« La neige au Semnoz, on sait qu’un jour ou l’autre, il n’y en aura plus. Dès lors, je pense qu’il est légitime qu’on se questionne, tous ensemble, sur ce que l’on veut pour cette station. Sur comment on imagine son évolution dans les années à venir. Et cela, il est préférable de le faire maintenant plutôt que quand on sera au pied du mur. »
Cette déclaration est signée Alexandre Mulatier-Gachet, premier maire adjoint d’Annecy et membre du groupe politique Réveillons. Il l’avait formulée lors du dernier conseil communautaire et la réitère aujourd’hui. Pourquoi ? Pour appuyer son souhait d’organiser, prochainement, un sommet du Semnoz dont le but serait de se pencher collectivement sur cette question. Explications.
Pourquoi estime-t-il que ce rendez-vous est nécessaire ?
D’après l’élu, la principale raison le poussant à mener cette réflexion est financière. « Chaque année on perd de l’argent avec la station, rappelle-t-il. En 2021, son déficit était d’environ 500 000 euros et en 2023, il était de 1,2 million. Principalement à cause du manque de neige qui fait chuter le nombre de forfaits que l’on vend. Je me demande donc s’il est préférable de continuer à dépenser l’argent du contribuable pour renflouer ce budget ou s’il ne serait pas mieux ailleurs. »
Qualifiant le tourisme quatre saisons de « chimère » – « aucune activité estivale ou printanière ne sera jamais aussi rentable que le ski alpin » –, il juge que « chercher, année après année, une façon d’équilibrer cette ligne » n’est pas une fin en soi. Et probablement une « peine perdue » vu que l’enneigement ne va pas aller en s’améliorant.
Pour ces motifs, Alexandre Mulatier-Gachet estime que l’heure est venue de prendre le taureau par les cornes. « Avant de faire face à une année sans neige qui provoquerait pas mal de casse, asseyons-nous autour d’une table et préparons la suite. »
Quelle forme ce sommet prendrait-il ?
Évidemment, s’asseoir autour d’une table, dans sa bouche, est une image.
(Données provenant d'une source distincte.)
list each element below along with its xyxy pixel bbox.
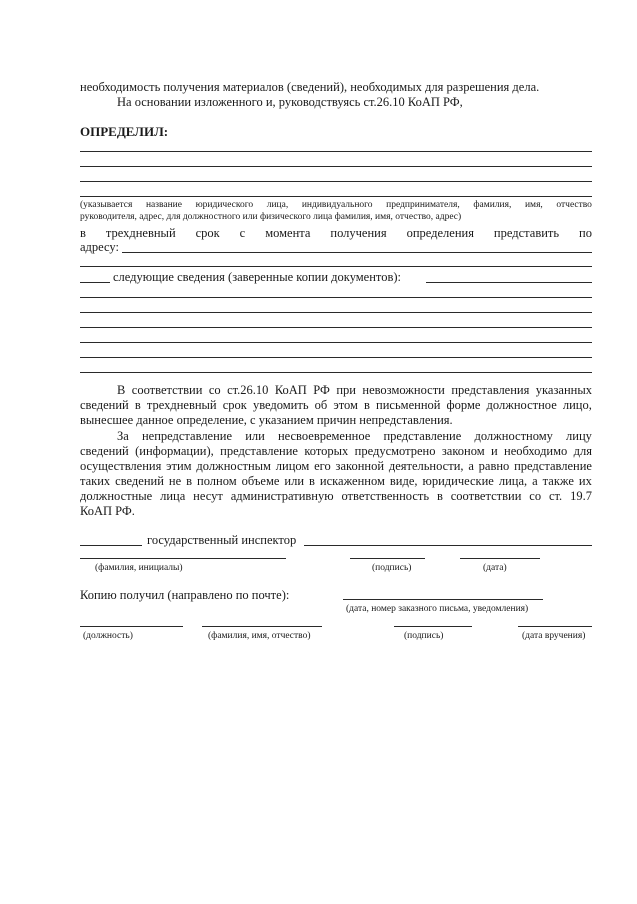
word: со	[529, 489, 542, 503]
notice-line-3: вынесшее данное определение, с указанием причин непредставления.	[80, 413, 453, 427]
blank-line	[80, 545, 142, 546]
word: сведений	[80, 398, 129, 412]
notice-line-2	[80, 398, 592, 412]
word: этим	[166, 459, 192, 473]
copy-received-label: Копию получил (направлено по почте):	[80, 588, 290, 602]
address-line	[122, 252, 592, 253]
caption-mail: (дата, номер заказного письма, уведомления)	[346, 604, 529, 614]
word: ответственность	[341, 489, 430, 503]
word: также	[542, 474, 574, 488]
word: получения	[330, 226, 387, 240]
liability-line-4	[80, 474, 592, 488]
blank-line	[80, 282, 110, 283]
word: лицу	[566, 429, 592, 443]
word: для	[573, 444, 592, 458]
word: юридические	[422, 474, 494, 488]
word: в	[309, 474, 315, 488]
word: лицом	[275, 459, 310, 473]
word: их	[578, 474, 592, 488]
blank-line	[80, 327, 592, 328]
word: срок	[195, 226, 220, 240]
blank-line	[80, 357, 592, 358]
caption-date: (дата)	[483, 563, 507, 573]
word: полном	[197, 474, 237, 488]
inspector-name-line	[304, 545, 592, 546]
intro-line-1: необходимость получения материалов (сведений), необходимых для разрешения дела.	[80, 80, 540, 94]
following-info-label: следующие сведения (заверенные копии документов):	[113, 270, 402, 284]
fio-line	[202, 626, 322, 627]
word: по	[579, 226, 592, 240]
word: форме	[446, 398, 481, 412]
notice-line-1	[117, 383, 592, 397]
blank-line	[80, 312, 592, 313]
word: лица	[160, 489, 186, 503]
word: трехдневный	[146, 398, 217, 412]
word: фамилия,	[473, 200, 512, 210]
word: и	[490, 444, 498, 458]
liability-line-2	[80, 444, 592, 458]
word: в	[134, 398, 141, 412]
deadline-address-label: адресу:	[80, 240, 119, 254]
word: в	[186, 474, 193, 488]
caption-signature: (подпись)	[372, 563, 412, 573]
word: отчество	[556, 200, 592, 210]
word: об	[314, 398, 328, 412]
blank-line	[426, 282, 592, 283]
word: в	[80, 226, 86, 240]
word: предпринимателя,	[386, 200, 460, 210]
deadline-line-1	[80, 226, 592, 240]
word: определения	[406, 226, 474, 240]
word: В	[117, 383, 126, 397]
intro-line-2: На основании изложенного и, руководствуясь ст.26.10 КоАП РФ,	[117, 95, 463, 109]
word: невозможности	[362, 383, 445, 397]
word: виде,	[389, 474, 418, 488]
word: сведений	[115, 474, 164, 488]
sign-line	[394, 626, 472, 627]
inspector-label: государственный инспектор	[147, 533, 297, 547]
sign-line	[350, 558, 425, 559]
word: таких	[80, 474, 111, 488]
word: (информации),	[135, 444, 214, 458]
word: должностному	[474, 429, 553, 443]
liability-line-3	[80, 459, 592, 473]
blank-line	[80, 266, 592, 267]
decision-heading: ОПРЕДЕЛИЛ:	[80, 124, 169, 139]
name-line	[80, 558, 286, 559]
word: соответствии	[450, 489, 522, 503]
word: лица,	[266, 200, 289, 210]
word: письменной	[376, 398, 441, 412]
word: РФ	[313, 383, 330, 397]
word: ст.	[548, 489, 563, 503]
word: объеме	[241, 474, 280, 488]
word: при	[336, 383, 356, 397]
word: непредставление	[141, 429, 233, 443]
word: ст.26.10	[227, 383, 269, 397]
liability-line-6: КоАП РФ.	[80, 504, 135, 518]
blank-line	[80, 297, 592, 298]
word: в	[364, 398, 370, 412]
word: название	[145, 200, 182, 210]
liability-line-5	[80, 489, 592, 503]
blank-line	[80, 166, 592, 167]
caption-position: (должность)	[83, 631, 133, 641]
position-line	[80, 626, 183, 627]
word: соответствии	[131, 383, 203, 397]
word: в	[436, 489, 443, 503]
word: или	[245, 429, 265, 443]
blank-line	[80, 151, 592, 152]
blank-line	[80, 181, 592, 182]
word: административную	[230, 489, 334, 503]
word: представления	[451, 383, 530, 397]
word: лицо,	[562, 398, 592, 412]
word: не	[168, 474, 182, 488]
word: искаженном	[319, 474, 385, 488]
word: должностные	[80, 489, 153, 503]
word: КоАП	[274, 383, 307, 397]
word: указанных	[535, 383, 592, 397]
word: а	[532, 474, 538, 488]
word: предусмотрено	[354, 444, 436, 458]
word: этом	[333, 398, 358, 412]
blank-line	[80, 196, 592, 197]
word: юридического	[195, 200, 254, 210]
word: должностным	[196, 459, 271, 473]
word: которых	[304, 444, 349, 458]
word: законом	[441, 444, 485, 458]
word: необходимо	[504, 444, 568, 458]
mail-line	[343, 599, 543, 600]
word: сведений	[80, 444, 129, 458]
word: За	[117, 429, 129, 443]
caption-delivery-date: (дата вручения)	[522, 631, 586, 641]
word: несут	[193, 489, 223, 503]
word: или	[284, 474, 305, 488]
word: несвоевременное	[277, 429, 371, 443]
word: представление	[514, 459, 592, 473]
caption-signature-2: (подпись)	[404, 631, 444, 641]
note-line-2: руководителя, адрес, для должностного или физического лица фамилия, имя, отчество, адрес)	[80, 212, 462, 222]
date-line	[518, 626, 592, 627]
blank-line	[80, 342, 592, 343]
word: с	[239, 226, 246, 240]
word: (указывается	[80, 200, 133, 210]
word: срок	[222, 398, 247, 412]
word: индивидуального	[301, 200, 373, 210]
word: уведомить	[252, 398, 309, 412]
word: осуществления	[80, 459, 162, 473]
caption-name: (фамилия, инициалы)	[95, 563, 183, 573]
liability-line-1	[117, 429, 592, 443]
word: его	[314, 459, 331, 473]
word: имя,	[524, 200, 543, 210]
word: 19.7	[570, 489, 592, 503]
caption-fio: (фамилия, имя, отчество)	[208, 631, 311, 641]
word: представление	[220, 444, 298, 458]
word: деятельности,	[388, 459, 464, 473]
word: лица,	[498, 474, 528, 488]
word: законной	[335, 459, 385, 473]
word: момента	[265, 226, 311, 240]
date-line	[460, 558, 540, 559]
note-line-1	[80, 199, 592, 211]
word: трехдневный	[105, 226, 176, 240]
word: а	[468, 459, 474, 473]
word: представить	[493, 226, 560, 240]
blank-line	[80, 372, 592, 373]
word: должностное	[486, 398, 557, 412]
word: со	[208, 383, 221, 397]
word: представление	[383, 429, 462, 443]
word: равно	[478, 459, 510, 473]
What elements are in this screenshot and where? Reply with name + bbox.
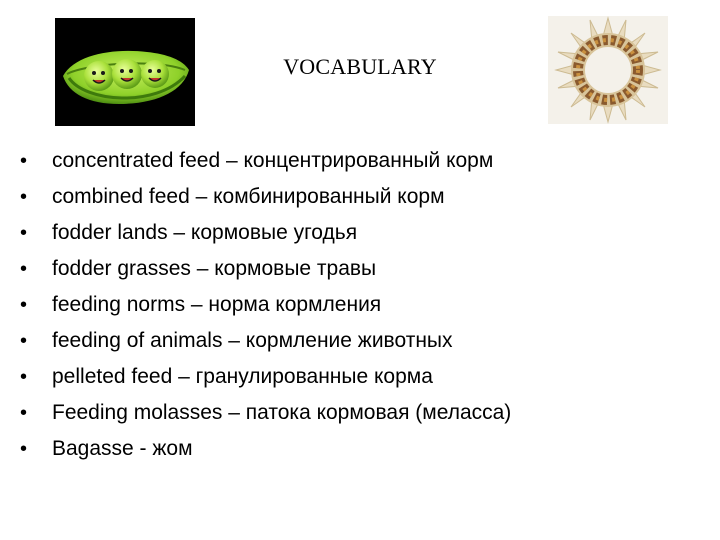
vocab-entry: pelleted feed – гранулированные корма [52, 365, 433, 388]
pea-pod-image [55, 18, 195, 126]
bullet: • [20, 330, 28, 352]
bullet: • [20, 402, 28, 424]
bullet: • [20, 294, 28, 316]
vocab-entry: combined feed – комбинированный корм [52, 185, 445, 208]
list-item [20, 362, 511, 398]
corn-wreath-image [548, 16, 668, 124]
list-item [20, 146, 511, 182]
vocab-entry: fodder grasses – кормовые травы [52, 257, 377, 280]
bullet: • [20, 222, 28, 244]
vocab-entry: fodder lands – кормовые угодья [52, 221, 358, 244]
page-title: VOCABULARY [283, 54, 437, 79]
list-item [20, 254, 511, 290]
vocabulary-list [20, 146, 511, 470]
bullet: • [20, 150, 28, 172]
vocab-entry: feeding norms – норма кормления [52, 293, 382, 316]
list-item [20, 326, 511, 362]
vocab-entry: Feeding molasses – патока кормовая (меласса) [52, 401, 512, 424]
vocab-entry: feeding of animals – кормление животных [52, 329, 453, 352]
list-item [20, 434, 511, 470]
bullet: • [20, 186, 28, 208]
list-item [20, 398, 511, 434]
list-item [20, 290, 511, 326]
bullet: • [20, 438, 28, 460]
bullet: • [20, 366, 28, 388]
vocab-entry: Bagasse - жом [52, 437, 193, 460]
bullet: • [20, 258, 28, 280]
pea-pod-icon [55, 18, 195, 126]
list-item [20, 182, 511, 218]
corn-wreath-icon [548, 16, 668, 124]
vocab-entry: concentrated feed – концентрированный корм [52, 149, 494, 172]
list-item [20, 218, 511, 254]
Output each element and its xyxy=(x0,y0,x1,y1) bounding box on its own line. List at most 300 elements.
Pour ce « joyau » qu’est le Semnoz, l’Annécien milite plutôt pour un sommet qui aurait lieu… au sommet. « Ça pourrait durer toute une journée ou plus, être animé par des conférences de spécialistes (scientifiques, économistes de la montagne) et festif », lance-t-il. Bref, une sorte de village réunissant citoyens, élus, alpagistes, acteurs économiques (ESF, restaurateurs…) et salariés de la station. « Il y aurait aussi des tables rondes ou des ateliers à l’issue desquels émergeraient quatre ou cinq grands axes. »
À quelle échéance veut-il l’organiser ?
« Pour ne pas que ce sujet devienne trop politique, il faudrait que tout cela se passe en 2025, et pas en 2026 qui est une année d’élections », répond Alexandre Mulatier-Gachet. Objectif : « Fournir une feuille de route claire aux équipes qui seront en manettes après le scrutin. »
Quant à l’horizon visé pour appliquer le programme en lui-même, ce serait 2040 ou 2050.
En quoi les élus annéciens se sentent-ils légitimes à porter ce sujet ?
Si Annecy est une des communes sur lesquelles se trouve le Semnoz, elle est loin d’être la seule. Qui plus est, la station est située en dehors de son territoire. Cela, le premier maire adjoint ne le conteste pas. « Il est clair que nous ne sommes pas plus légitimes que les élus de Quintal, de Viuz ou de Leschaux pour porter tout ça. Mais à un moment donné, il faut bien que quelqu’un tende une perche, c’est ce que nous faisons. »
Pour ce qui est du court-circuitage de l’Agglomération (qui a la compétence dans ce domaine éminement communautaire), du conseil d’exploitation et du plan de gestion, l’Annécien fait dans la pédagogie : « Le conseil d’exploitation, j’y suis, et j’y porte le même message, donc on ne peut pas m’accuser de passer outre. Pour ce qui est du plan de gestion, il est, comme son nom l’indique, un outil de gestion. De la forêt, de la mobilité, des sentiers, etc. »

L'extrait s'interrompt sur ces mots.